Some of the most exciting research in this field happens in Finland and is very close to home for Finns, since it aims at "making wood without trees". Currently the Finns and the Japanese are collaborating on a project to build cellulose chains from individual sugar molecules. The project is led by Merja Penttilä, research professor at VTT in Finland, and Associate Professor Kiyo Igarashi from the University of Tokyo.

At Aalto University's Center for Young Synbio Scientists, led by Professor Penttilä, doctoral student Robert Pylkkänen researches how ordinary baker's yeast could be used to help produce cellulose without trees or other plant-based biomass. This would provide some new answers to producing materials in more sustainable ways. The focus of Pylkkänen's research is the enzyme. Usually we think of enzymes as proteins that biologically catalyze the breaking down, or degrading, of biomass. They are active in  forests turning debris into soil and in our stomachs helping to digest food. In some cases this reaction can be reversed, and degrading enzymes can be used as synthesizing enzymes. They become builders. In the field Pylkkänen is pursuing they are employed to build cellulose.

The enzyme that is the focus of Pylkkänen's research was originally discovered in the volcanic soil in Japan and is produced by a bacteria. This enzyme naturally breaks cellulose to sugars. Pylkkänen has been able to modify traditional baker's yeast to produce the same enzyme as the Japanese bacteria. This allows the enzyme to be produced in higher quantities. The overall aim is also to modify the yeast so that it produces the enzyme outside of its cell. This enables the yeast to produce the enzymes continuously, while reproducing themselves at the same time. This makes continuous production possible without constantly adding new enzymes.

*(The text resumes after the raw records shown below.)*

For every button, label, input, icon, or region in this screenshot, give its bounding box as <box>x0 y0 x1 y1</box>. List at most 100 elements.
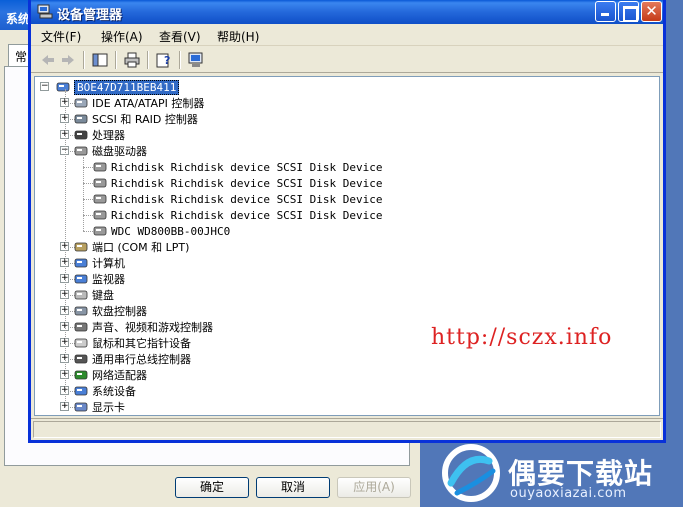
tree-device-label: Richdisk Richdisk device SCSI Disk Devic… <box>111 176 383 190</box>
tree-category[interactable]: IDE ATA/ATAPI 控制器 <box>73 95 204 111</box>
usb-icon <box>74 354 88 364</box>
collapse-button[interactable]: − <box>40 82 49 91</box>
minimize-button[interactable] <box>595 1 616 22</box>
tree-category-label: IDE ATA/ATAPI 控制器 <box>92 97 205 110</box>
device-manager-icon <box>37 4 53 19</box>
back-arrow-icon[interactable] <box>39 51 57 69</box>
disk-drive-icon <box>93 178 107 188</box>
menu-bar: 文件(F) 操作(A) 查看(V) 帮助(H) <box>31 24 663 46</box>
mouse-icon <box>74 338 88 348</box>
tree-category[interactable]: 计算机 <box>73 255 125 271</box>
tree-category[interactable]: 网络适配器 <box>73 367 147 383</box>
tree-category[interactable]: SCSI 和 RAID 控制器 <box>73 111 198 127</box>
disk-drive-icon <box>93 162 107 172</box>
system-device-icon <box>74 386 88 396</box>
floppy-controller-icon <box>74 306 88 316</box>
watermark-domain: ouyaoxiazai.com <box>510 486 627 501</box>
tree-category-label: 磁盘驱动器 <box>92 145 147 158</box>
url-watermark: http://sczx.info <box>431 325 613 350</box>
disk-drive-icon <box>74 146 88 156</box>
print-icon[interactable] <box>123 51 141 69</box>
menu-help[interactable]: 帮助(H) <box>217 28 259 45</box>
tree-category-label: 鼠标和其它指针设备 <box>92 337 191 350</box>
computer-icon <box>74 258 88 268</box>
system-properties-title: 系统 <box>6 12 31 26</box>
tree-device[interactable]: Richdisk Richdisk device SCSI Disk Devic… <box>92 175 383 191</box>
tree-category-label: 端口 (COM 和 LPT) <box>92 241 190 254</box>
menu-action[interactable]: 操作(A) <box>101 28 143 45</box>
cancel-button[interactable]: 取消 <box>256 477 330 498</box>
disk-drive-icon <box>93 210 107 220</box>
tree-category-label: SCSI 和 RAID 控制器 <box>92 113 198 126</box>
tree-category[interactable]: 端口 (COM 和 LPT) <box>73 239 189 255</box>
tree-connector <box>65 89 66 407</box>
tree-category-label: 处理器 <box>92 129 125 142</box>
tree-category-label: 系统设备 <box>92 385 136 398</box>
ok-button[interactable]: 确定 <box>175 477 249 498</box>
network-adapter-icon <box>74 370 88 380</box>
tree-category[interactable]: 鼠标和其它指针设备 <box>73 335 191 351</box>
tree-category-label: 显示卡 <box>92 401 125 414</box>
close-button[interactable]: ✕ <box>641 1 662 22</box>
tree-category[interactable]: 处理器 <box>73 127 125 143</box>
computer-icon <box>56 82 70 92</box>
tree-category-label: 软盘控制器 <box>92 305 147 318</box>
monitor-icon <box>74 274 88 284</box>
device-info-icon[interactable] <box>187 51 205 69</box>
tree-device[interactable]: Richdisk Richdisk device SCSI Disk Devic… <box>92 159 383 175</box>
tree-category-label: 计算机 <box>92 257 125 270</box>
tree-device-label: WDC WD800BB-00JHC0 <box>111 224 231 238</box>
svg-text:?: ? <box>164 54 170 67</box>
disk-drive-icon <box>93 194 107 204</box>
properties-help-icon[interactable]: ? <box>155 51 173 69</box>
tree-category[interactable]: 通用串行总线控制器 <box>73 351 191 367</box>
tree-category[interactable]: 监视器 <box>73 271 125 287</box>
toolbar: ? <box>31 47 663 73</box>
tree-device[interactable]: Richdisk Richdisk device SCSI Disk Devic… <box>92 191 383 207</box>
menu-view[interactable]: 查看(V) <box>159 28 201 45</box>
tree-device-label: Richdisk Richdisk device SCSI Disk Devic… <box>111 208 383 222</box>
watermark-logo-icon <box>442 444 500 502</box>
menu-file[interactable]: 文件(F) <box>41 28 81 45</box>
apply-button[interactable]: 应用(A) <box>337 477 411 498</box>
tree-device-label: Richdisk Richdisk device SCSI Disk Devic… <box>111 192 383 206</box>
tree-category-label: 声音、视频和游戏控制器 <box>92 321 213 334</box>
display-adapter-icon <box>74 402 88 412</box>
tree-category[interactable]: 磁盘驱动器 <box>73 143 147 159</box>
tree-category-label: 监视器 <box>92 273 125 286</box>
tree-category[interactable]: 声音、视频和游戏控制器 <box>73 319 213 335</box>
tree-category[interactable]: 系统设备 <box>73 383 136 399</box>
tree-category-label: 网络适配器 <box>92 369 147 382</box>
tree-device[interactable]: WDC WD800BB-00JHC0 <box>92 223 230 239</box>
scsi-controller-icon <box>74 114 88 124</box>
device-manager-titlebar[interactable]: 设备管理器 ✕ <box>31 0 663 24</box>
toolbar-separator <box>147 51 149 69</box>
ide-controller-icon <box>74 98 88 108</box>
toolbar-separator <box>115 51 117 69</box>
toolbar-separator <box>179 51 181 69</box>
tree-category-label: 通用串行总线控制器 <box>92 353 191 366</box>
disk-drive-icon <box>93 226 107 236</box>
device-tree[interactable]: http://sczx.info − BOE47D711BEB411 + IDE AT… <box>34 76 660 416</box>
tree-device[interactable]: Richdisk Richdisk device SCSI Disk Devic… <box>92 207 383 223</box>
tree-category-label: 键盘 <box>92 289 114 302</box>
show-hide-tree-icon[interactable] <box>91 51 109 69</box>
tree-connector <box>83 157 84 231</box>
status-bar <box>31 418 663 440</box>
tree-category[interactable]: 键盘 <box>73 287 114 303</box>
toolbar-separator <box>83 51 85 69</box>
keyboard-icon <box>74 290 88 300</box>
tree-root-label: BOE47D711BEB411 <box>74 79 180 95</box>
window-title: 设备管理器 <box>57 8 123 23</box>
processor-icon <box>74 130 88 140</box>
tree-root[interactable]: BOE47D711BEB411 <box>55 79 180 95</box>
tree-device-label: Richdisk Richdisk device SCSI Disk Devic… <box>111 160 383 174</box>
forward-arrow-icon[interactable] <box>59 51 77 69</box>
tree-category[interactable]: 显示卡 <box>73 399 125 415</box>
status-cell <box>33 421 661 438</box>
sound-icon <box>74 322 88 332</box>
tree-category[interactable]: 软盘控制器 <box>73 303 147 319</box>
device-manager-window: 设备管理器 ✕ 文件(F) 操作(A) 查看(V) 帮助(H) ? http:/… <box>28 0 666 443</box>
maximize-button[interactable] <box>618 1 639 22</box>
port-icon <box>74 242 88 252</box>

In nature, cellulose is produced everywhere by plants and trees through biosynthesis, a complex and fairly slow process. When humans want to use it for different applications, the wood material, composed of lignocellulose, is broken down in pulp mills using acid and high temperature to obtain cellulose and other chemical fractions. Only then can applications like construction materials, paper or tailored special components and hybrid materials be produced. The new technologies being developed mean we could replace some of the speciality materials currently made from traditional pulp. 

In the Northern Hemisphere, it takes a spruce tree about 70 years to produce one cubic meter of wood. In a laboratory tank, we can make one cubic meter of nanocellulose, which is a much more refined form of cellulose, in two days. The sugars or other sustainable carbon sources needed in the process can come from organic waste streams, agricultural sidestreams or industrial CO2 emissions.Talk about turning a challenge into an opportunity!

The same enzymes Robert Pylkkänen has been researching and making in Espoo, Finland, were recently used in space at the International Space Station. The experiment was led by Associate Professor Kiyohiko Igarashi and his colleague Dr. Naoki Sunagawa from University of Tokyo, with whom the Finnish group collaborates. The ingredients were launched to the station by SpaceX, and homogeneous crystalline cellulose was made enzymatically at the station. The technology is suitable for use in space because it doesn’t require any extra heat, the process can fit in any shape, and requires no solvents or harmful chemicals before, during or after the production process.

While it is easy to think of making cellulose in space as a scientific gimmick, it is much more than that. Making material at a space station or a rocket may be one ingredient in revolutionizing space travel. But there's also a profound analogy between a space station and spaceship earth. "I believe that making cellulose in space in limited conditions leads us to think about our future of sustainable manufacturing," says Professor Igarashi.